XSLT to convert from XHTML to 't' markup accepts various forms of XHTML and supports the same kind of character replacements that were done with ITB in GN3 to 'clean up' wire texts - e.g. replace '--' with and EN dash, generate smart quotes etc. These replacements are in a (fairly) straightforward format within the XSLT:

  . . .

  <!-- FIX DOUBLE HYPHENS TO DASHES -->

  <r p="\-\-" r="–"/>

  <!--  REMOVE ERRANT CHARACTER 160 -->

  <r p="\#160;" r=" "/>

  <!-- CHANGE 2 SINGLE QUOTES to DOUBLE QUOTE -->

  <r p="\'\'" r="""/>

  <!--  CHANGE SPACE SINGLE QUOTE to SPACE OPEN SINGLE QUOTE -->

  <r p="\ \'" r=" ‘"/>

  <!--  FIX QUOTE AFTER EXCLAMATION -->

  <r p="\!\"" r="!”"/>

  . . . 

the value of the 'p' attribute is a regular expression, the value of the 'r' attribute is the corresponding replacement string.

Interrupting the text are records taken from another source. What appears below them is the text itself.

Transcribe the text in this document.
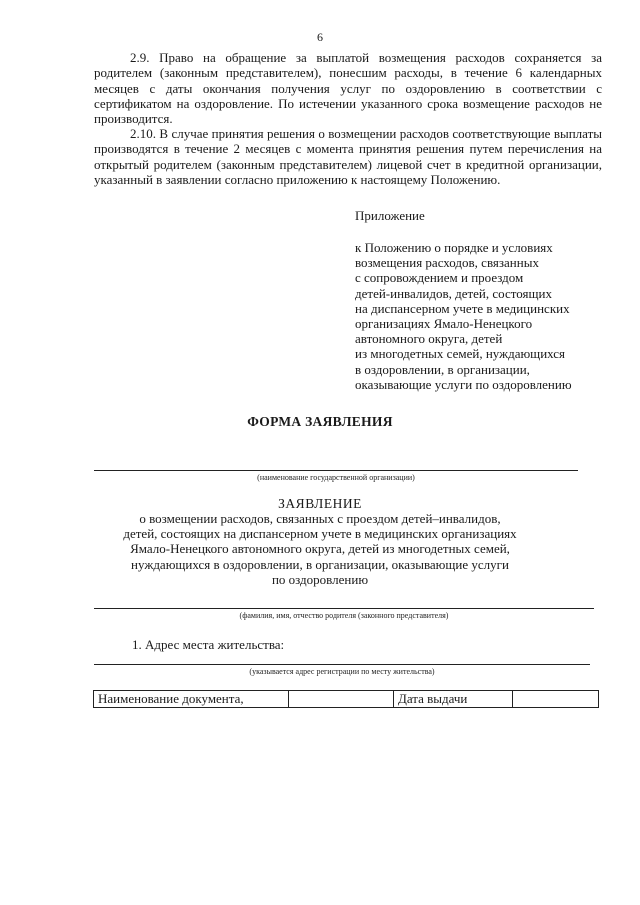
6

2.9. Право на обращение за выплатой возмещения расходов сохраняется за родителем (законным представителем), понесшим расходы, в течение 6 календарных месяцев с даты окончания получения услуг по оздоровлению в соответствии с сертификатом на оздоровление. По истечении указанного срока возмещение расходов не производится.

2.10. В случае принятия решения о возмещении расходов соответствующие выплаты производятся в течение 2 месяцев с момента принятия решения путем перечисления на открытый родителем (законным представителем) лицевой счет в кредитной организации, указанный в заявлении согласно приложению к настоящему Положению.

Приложение

к Положению о порядке и условиях
возмещения расходов, связанных
с сопровождением и проездом
детей-инвалидов, детей, состоящих
на диспансерном учете в медицинских
организациях Ямало-Ненецкого
автономного округа, детей
из многодетных семей, нуждающихся
в оздоровлении, в организации,
оказывающие услуги по оздоровлению

ФОРМА ЗАЯВЛЕНИЯ
(наименование государственной организации)
ЗАЯВЛЕНИЕ

о возмещении расходов, связанных с проездом детей–инвалидов,
детей, состоящих на диспансерном учете в медицинских организациях
Ямало-Ненецкого автономного округа, детей из многодетных семей,
нуждающихся в оздоровлении, в организации, оказывающие услуги
по оздоровлению

(фамилия, имя, отчество родителя (законного представителя)
1. Адрес места жительства:
(указывается адрес регистрации по месту жительства)
Наименование документа,		Дата выдачи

It handles also the HTML in various different formats - e.g.:

   . . . first paragraph. . . .

   </br>

   . . . second paragraph . . .

   </br>

   . . . 

or:

   <p>. . . first paragraph. . . .</p>

   <p> . . . second paragraph . . .</p>

   . . . 

or:

   <div>. . . first paragraph. . . .</div>

   <div> . . . second paragraph . . .</div>

   . . . 

or:

   <html>

     . . . 

     <body>

       <p>. . . first paragraph. . . .</p>

       <p> . . . second paragraph . . .</p>

       . . . 

     </body>

   <html>

etc. Furthermore HTML tags can be lowercase, or upper case, or mixed-case, and they can be in the XHTML namespace (http://www.w3.org/1999/xhtml) or in no namespace. The XSLT handles the cases in the example above, but with ad-hoc tricks, and there are many cases that are not handled correctly (e.g. <p> inside <div>).

This XSLT is in the definition of the 'XHTML' xmlFormat object, that is in a separate file:

Data\GN4\xmlFormat_XHTML.xml

You may want to reload also Global/GN4/xsl_AssetToEditorial.xml.

'transformXmlText' REST command

The edo.ashx editorial REST interface (see http://forum.teradp.com/topic.asp?TOPIC_ID=646) has a command ‘transformXmlText’ that receives POSTed XML, applies the correct XSLT to render it for a specified mode and returns the result, e.g. posting the XML text of a story to:

../edo.ashx?Cmd=transformXmlText&formatName=xhtml&mode=t

outputs the story XML rendered for the mode 't' and assuming that it is in the 'xhtml' format.

'transformXmlText' XSLT extension function

The XSLT extension function 'transformXmlText' applies the configurable rendering of XML text from within a XSL transformation, e.g:

  <xsl:stylesheet

    version="1.0"

    xmlns:xsl="http://www.w3.org/1999/XSL/Transform"

    xmlns:edfn="http://www.teradp.com/schemas/GN4/1/EditorialXslt"

    . . .>

 

    . . . 

    <xsl:template match="gn4:story">

       . . .

      <body name="{$artName}">

        <xsl:copy-of select="$artFolderRef"/>

        <xsl:variable name="xmlFormat" select="gn4:xmlFormatRef/nav:refObject/gn4:xmlFormat"/>

        <tText>

          <xsl:copy-of select="edfn:transformXmlText(gn4:xmlText,$xmlFormat/@name,'t',$pars)/node()"/>

        </tText>

      </body>

      . . .

    </xsl:template>

 

    . . .

 

  </xsl:stylesheet>

transforms a 'story' object creating a 'body' object with a text obtained rendering the story text for the 't' output mode, based on the XML format of the story itself.

This is the preferred way to convert XML text in various format to generate previews or new objects.

XML type

Both the xmlFormat and xmlMode object types have a new (optional) enumeration attribute 'xmlType' with possible values 'html', 'nitf' and 't':

xml1

xml2

They are used to group together XML formats that share the same underlying structure - for example the text of wire stories all in NITF but with some special tabular data that requires a different format, so there will be two formats but both using NITF markup.

Similarly the XML type is used to group together XML modes that produce the same underlying structure - for example different version of the 't' GN4 markup with more or less output details.

On older systems, you may need to re-import your schema, the 'Config\Strings\ArchiveStrings.xml' strings file and the 'Config\Data\GN4_Tark4_Common\Tark4Data.xml', 'Config\Data\GN4\xmlFormat_XHTML.xml' data files (in this order - the latter modifies an object created by the former).